If we want to at least try to compare apples and apples, why not compare a niche male-oriented title (say, Yakuza) to a niche female-oriented title (say, Harvest Moon)? Or a big, super-casual, non-skill-oriented male-targeted AAA game (like Call of Duty) to an equivalent female-targeted AAA game (the Sims)?

I asked this question and nobody has answered yet.

Because it's not an insightful question. The entire purpose of the "chicken or egg" aphorism is that "which came first" is meaningless; each creates the other and thereby provides the indirect fuel for its own future existence. All kinds of feedback loops of this sort exist, and unchecked they often lead to minor differences being blown up into significant and intractable biases. In this case, what may have been a minor tip in marketing or original market share compounded itself through many trips back and forth until it became extremely difficult to recenter again.
 
Maybe he said what he said because FarmVille is indeed trash, and not related to any gender-related assumptions and stereotypes? :p

I despise the word "hardcore" by the way, which is why although I do understand the word as mentioned here has a different meaning to it...
.

Why do you think he chose a 'trash' girl game like FarmVille instead of a game like The Sims to make his comparison?
 

Jintor

Member
So does gender stereotypes exist because of marketing or does marketing exist to conform to already established gender stereotypes?

Chicken or egg?

It's probably not an either/or.

But certainly marketing both conforms and exploits existing gender stereotypes while simultaneously perpetuating and instilling them in others, right?
 

Box

Member
Juliet's 8½ Spirits;92178454 said:
A person with a passion for what he/she loves to do wouldn't and doesn't' care about what society has to say about them. My point was, gamers (specifically male) have been overcoming negative stigma since the birth of the industry. I don't understand why female gamers feel they are specifically targeted or excluded when it comes to these things. If there was a big enough market for female gamers do you honestly think companies would spare any time targeting products towards them? When the dude-bro gamer got involved in gaming we saw a massive shift in marketing campaign, and hell, even video game trends. When/if the female gaming community becomes large enough to see an investment opportunity you'll see an automatic shift in the industry.

Dude, this is like all wrong.

No one has a passion about anything when they're coming into the world. Passions have to get formed. Young girls being told that games are for boys can't possibly feel passionate about them. Besides, to kids, approval is so important. For boys there's some stigma for playing video games instead of playing outside, but it's not as prevalent. That's because of the marketing. The marketing for video games gets people to accept playing video games is acceptable behavior. But since the marketing is only aimed at boys, games are only seen as acceptable for boys.

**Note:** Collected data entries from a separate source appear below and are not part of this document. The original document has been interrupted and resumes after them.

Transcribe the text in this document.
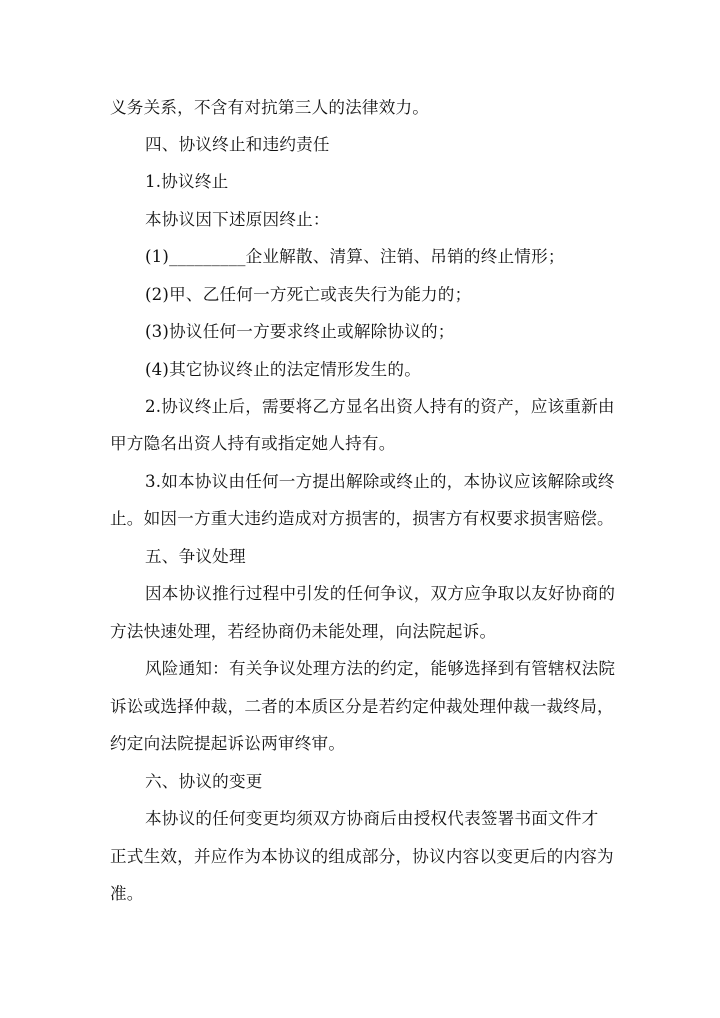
义务关系，不含有对抗第三人的法律效力。
四、协议终止和违约责任
1.协议终止
本协议因下述原因终止：
(1)_________企业解散、清算、注销、吊销的终止情形；
(2)甲、乙任何一方死亡或丧失行为能力的；
(3)协议任何一方要求终止或解除协议的；
(4)其它协议终止的法定情形发生的。
2.协议终止后，需要将乙方显名出资人持有的资产，应该重新由
甲方隐名出资人持有或指定她人持有。
3.如本协议由任何一方提出解除或终止的，本协议应该解除或终
止。如因一方重大违约造成对方损害的，损害方有权要求损害赔偿。
五、争议处理
因本协议推行过程中引发的任何争议，双方应争取以友好协商的
方法快速处理，若经协商仍未能处理，向法院起诉。
风险通知：有关争议处理方法的约定，能够选择到有管辖权法院
诉讼或选择仲裁，二者的本质区分是若约定仲裁处理仲裁一裁终局，
约定向法院提起诉讼两审终审。
六、协议的变更
本协议的任何变更均须双方协商后由授权代表签署书面文件才
正式生效，并应作为本协议的组成部分，协议内容以变更后的内容为
准。
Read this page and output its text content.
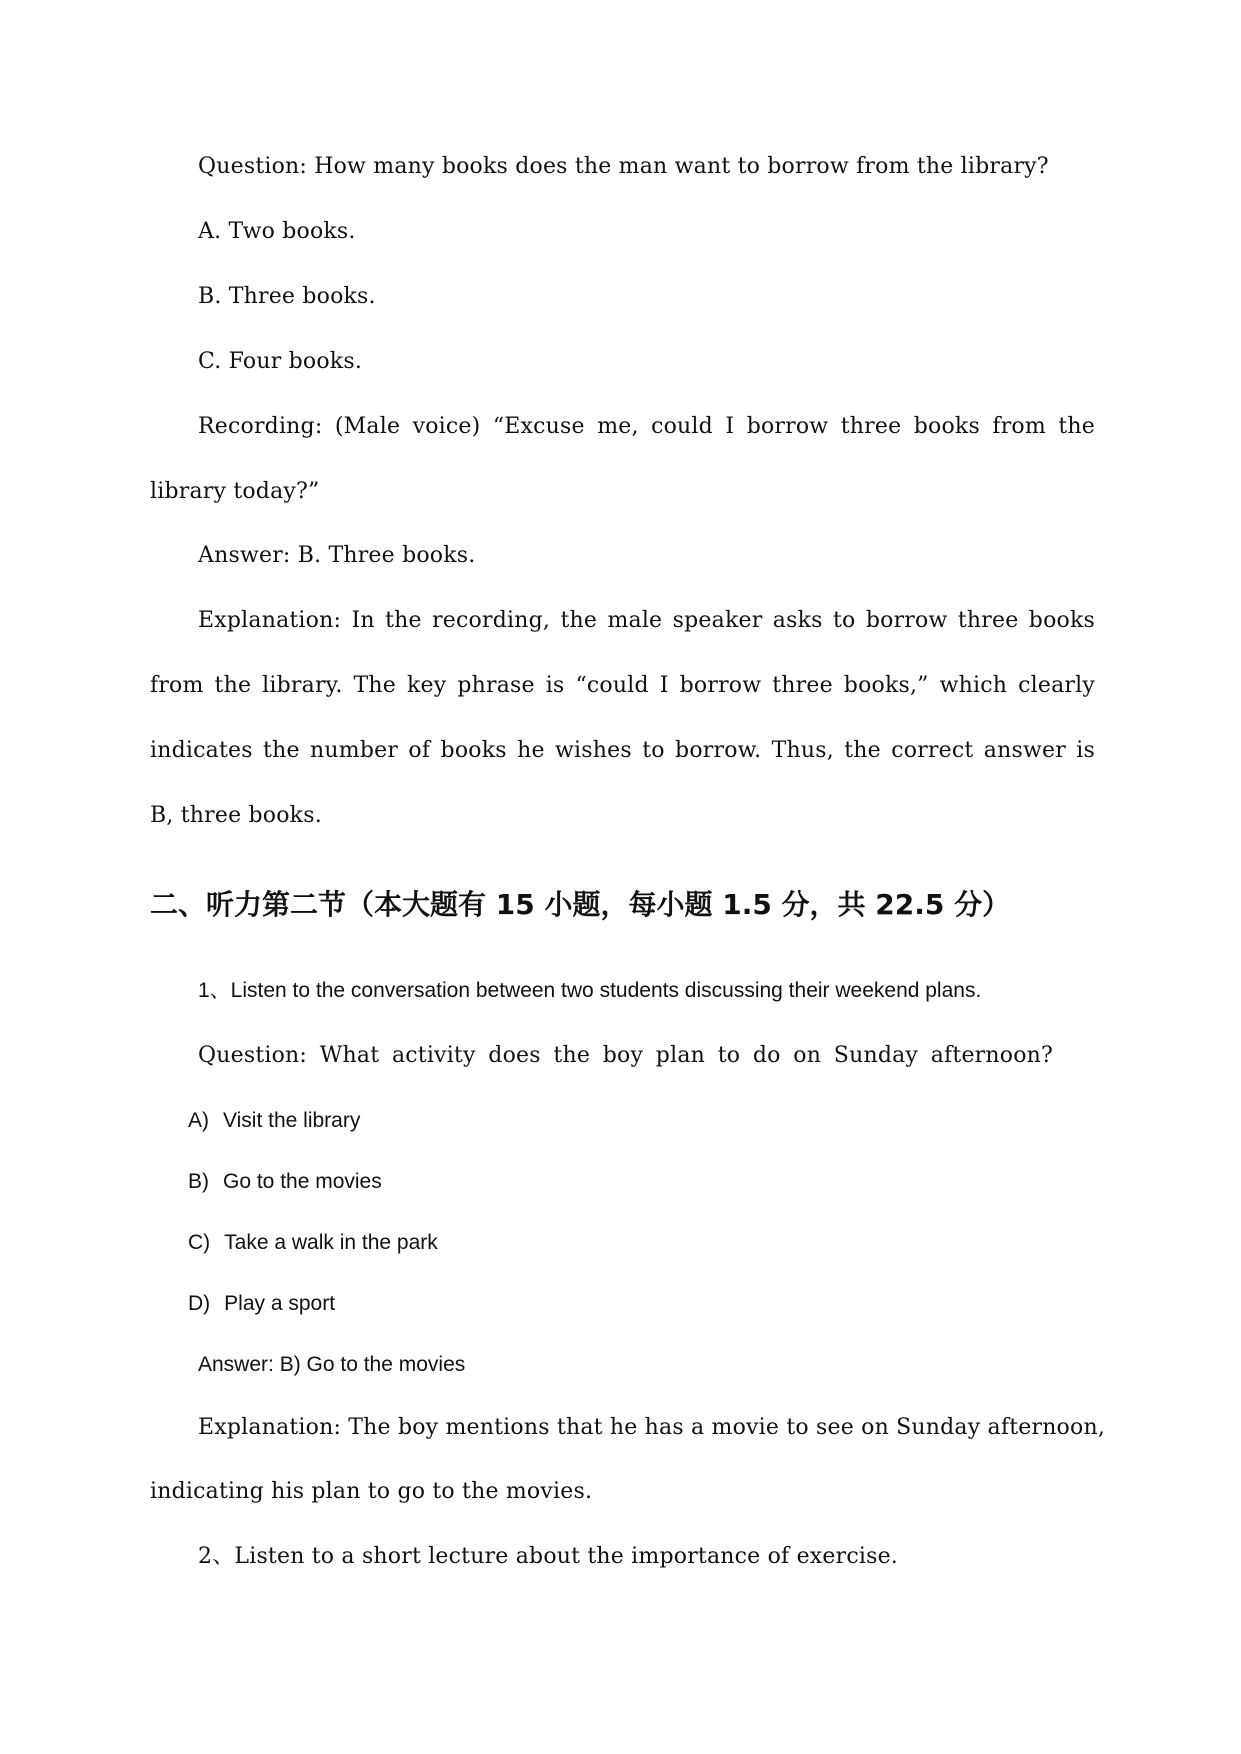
Question: How many books does the man want to borrow from the library?
A. Two books.
B. Three books.
C. Four books.
Recording: (Male voice) “Excuse me, could I borrow three books from the
library today?”
Answer: B. Three books.
Explanation: In the recording, the male speaker asks to borrow three books
from the library. The key phrase is “could I borrow three books,” which clearly
indicates the number of books he wishes to borrow. Thus, the correct answer is
B, three books.
二、听力第二节（本大题有 15 小题，每小题 1.5 分，共 22.5 分）
1、Listen to the conversation between two students discussing their weekend plans.
Question: What activity does the boy plan to do on Sunday afternoon?
A) Visit the library
B) Go to the movies
C) Take a walk in the park
D) Play a sport
Answer: B) Go to the movies
Explanation: The boy mentions that he has a movie to see on Sunday afternoon,
indicating his plan to go to the movies.
2、Listen to a short lecture about the importance of exercise.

Same thing with dudebros. The marketing is aimed towards male teenagers and the demographics follow. To get women to play games, you just have to market games to them. You can't wait for the market to appear. That doesn't work for any product at all. You market the product and then people want it, not the other way around. The female gaming community will not become large enough if the investments are not made. If investments are made, then with effective marketing, the market will grow to support larger investments.